In the following three questions, we treat each unique name in species or platform column as separate species/subspecies or platform even if some resulted from typos.

Data and packaging loading:

library(tidyverse)
data <- read.csv('~/Downloads/GDSbrowser.csv')

C2

For which of the species GEO has the greatest number of samples and how many?

A) Homo sapiens 1750
B) Rattus norvegicus 7237
C) Mus musculus 1631
D) Mus musculus 23562
E) Homo sapiens 42671

data %>% 
	group_by(Organism.s.) %>% 
	summarise(n=sum(Samples)) %>% 
	arrange(desc(n)) %>% 
	head()
# A tibble: 6 × 2
# Organism.s.                  N
# <chr>                    <int>
# 1 Homo sapiens             42671
# 2 Mus musculus             23562
# 3 Rattus norvegicus         7237
# 4 Saccharomyces cerevisiae  1690
# 5 Drosophila melanogaster   1078
# 6 Arabidopsis thaliana       981

C3

How many datasets’ titles refer to cell lines? Estimate it by counting the number of titles containing the phrase “cell line” (if it is a part of a longer phase like “cell lines” you should count it as well, but you should not count alternatives like “cellular line”).
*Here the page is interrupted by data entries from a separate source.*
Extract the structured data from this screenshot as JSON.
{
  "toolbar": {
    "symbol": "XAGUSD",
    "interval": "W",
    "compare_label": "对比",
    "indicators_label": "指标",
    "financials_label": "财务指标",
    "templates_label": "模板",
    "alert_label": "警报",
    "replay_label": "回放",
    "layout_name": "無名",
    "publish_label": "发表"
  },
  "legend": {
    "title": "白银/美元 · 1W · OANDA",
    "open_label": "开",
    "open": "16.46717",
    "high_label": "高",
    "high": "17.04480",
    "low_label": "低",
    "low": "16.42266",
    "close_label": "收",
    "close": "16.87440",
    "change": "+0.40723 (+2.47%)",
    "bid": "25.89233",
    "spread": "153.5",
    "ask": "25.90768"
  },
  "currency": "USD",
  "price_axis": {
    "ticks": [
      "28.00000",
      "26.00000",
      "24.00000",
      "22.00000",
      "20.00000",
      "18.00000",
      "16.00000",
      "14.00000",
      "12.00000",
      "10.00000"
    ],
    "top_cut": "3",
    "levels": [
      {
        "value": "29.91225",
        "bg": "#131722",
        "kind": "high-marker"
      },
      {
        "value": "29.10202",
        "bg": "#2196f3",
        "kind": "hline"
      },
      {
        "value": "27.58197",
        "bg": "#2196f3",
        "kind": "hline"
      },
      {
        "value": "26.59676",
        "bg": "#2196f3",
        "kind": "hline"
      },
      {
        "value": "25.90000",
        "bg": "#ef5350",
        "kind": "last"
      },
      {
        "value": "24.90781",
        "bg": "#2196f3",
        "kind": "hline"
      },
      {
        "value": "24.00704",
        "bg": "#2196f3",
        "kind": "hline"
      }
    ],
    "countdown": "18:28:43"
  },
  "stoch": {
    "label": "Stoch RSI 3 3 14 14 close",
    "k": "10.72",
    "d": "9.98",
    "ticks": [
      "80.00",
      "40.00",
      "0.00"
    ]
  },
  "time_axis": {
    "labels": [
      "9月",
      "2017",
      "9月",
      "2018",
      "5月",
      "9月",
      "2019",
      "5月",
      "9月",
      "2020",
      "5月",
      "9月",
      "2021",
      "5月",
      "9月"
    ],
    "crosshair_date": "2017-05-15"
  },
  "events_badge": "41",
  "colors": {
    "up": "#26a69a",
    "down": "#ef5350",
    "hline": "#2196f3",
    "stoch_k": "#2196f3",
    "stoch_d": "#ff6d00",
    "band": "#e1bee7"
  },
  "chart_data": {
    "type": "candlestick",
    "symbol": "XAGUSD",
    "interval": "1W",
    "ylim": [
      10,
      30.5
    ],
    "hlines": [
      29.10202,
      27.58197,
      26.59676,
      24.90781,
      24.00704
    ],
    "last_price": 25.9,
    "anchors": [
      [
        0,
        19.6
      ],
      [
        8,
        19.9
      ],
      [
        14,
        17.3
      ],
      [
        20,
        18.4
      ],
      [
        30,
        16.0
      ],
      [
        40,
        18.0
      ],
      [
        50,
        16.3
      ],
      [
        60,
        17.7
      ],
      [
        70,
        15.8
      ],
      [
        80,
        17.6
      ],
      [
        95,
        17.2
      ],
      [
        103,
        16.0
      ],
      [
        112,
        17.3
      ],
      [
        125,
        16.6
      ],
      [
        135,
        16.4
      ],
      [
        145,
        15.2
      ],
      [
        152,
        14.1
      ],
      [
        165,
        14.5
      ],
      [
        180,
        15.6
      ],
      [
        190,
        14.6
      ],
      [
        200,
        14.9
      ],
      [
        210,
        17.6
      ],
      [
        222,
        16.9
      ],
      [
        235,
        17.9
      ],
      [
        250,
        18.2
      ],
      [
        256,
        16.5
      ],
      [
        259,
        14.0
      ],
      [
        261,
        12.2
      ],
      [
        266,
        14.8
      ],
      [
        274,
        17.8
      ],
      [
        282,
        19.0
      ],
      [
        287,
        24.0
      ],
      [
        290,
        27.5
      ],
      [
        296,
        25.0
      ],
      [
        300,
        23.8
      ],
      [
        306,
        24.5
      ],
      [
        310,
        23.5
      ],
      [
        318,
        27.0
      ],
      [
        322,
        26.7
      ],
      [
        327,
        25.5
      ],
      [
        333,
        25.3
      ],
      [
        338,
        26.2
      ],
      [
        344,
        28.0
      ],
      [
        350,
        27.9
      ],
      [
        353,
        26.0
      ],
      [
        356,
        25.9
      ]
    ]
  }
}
Remember that you should count the phrase if it contains any capital letters, too.

A) 1418
B) 416
C) 417
D) 1424
E) 460

titles <- tolower(data$Title)
sapply(titles, function(x) {grepl('cell line', x)}) %>% sum()

C4

Gene Expression Omnibus contains data:

A) about 94 species/subspecies
B) from 493 different platforms
C) of 82666 samples
D) from Saccharomyces boulardii
E) from Danio rerio

data %>% select(Organism.s.) %>% distinct() %>% nrow()
# 94 unique species/sub-species
data %>% select(Platform) %>% distinct() %>% nrow()
# 439 different platforms
data %>% summarise(sum(Samples))
# 82666 samples
'Saccharomyces boulardii' %in% data$Organism.s.
# no S.boulardii in the database
'Danio rerio' %in% data$Organism.s.
# D.rerio in the database

C5

Take a look at the following function (in either R or python):

library(dplyr)
doStuff <- function(x, nStart=1, nEnd=100) {
  res <- x[nStart:nEnd,] %>%
	as_tibble() %>%
	slice(which(row_number()%%2==1)) %>%
	rowSums() 
  return (sum(res*runif(n=1, max=1.2)))
}

import numpy as np
def doStuff(x, nStart=1, nEnd=100):
	x = x[nStart:nEnd,:];
	x = x[range(0, nEnd, 2)]
	x = x.sum(axis=1)
	return (x*np.random.uniform(high=1.2, size=1)).sum()

Which of the following operations will return a sum of all elements of matrix X with 100 rows?

A) doStuff(X)
B) doStuff(X, 1) + doStuff(X, 2)
C) If X is a matrix with 100 rows this function will generate error.
D) (doStuff(X, 1, 99) + doStuff(X, 2, 100)) / runif(1.2)
E) It is impossible to calculate the sum of all elements using this function.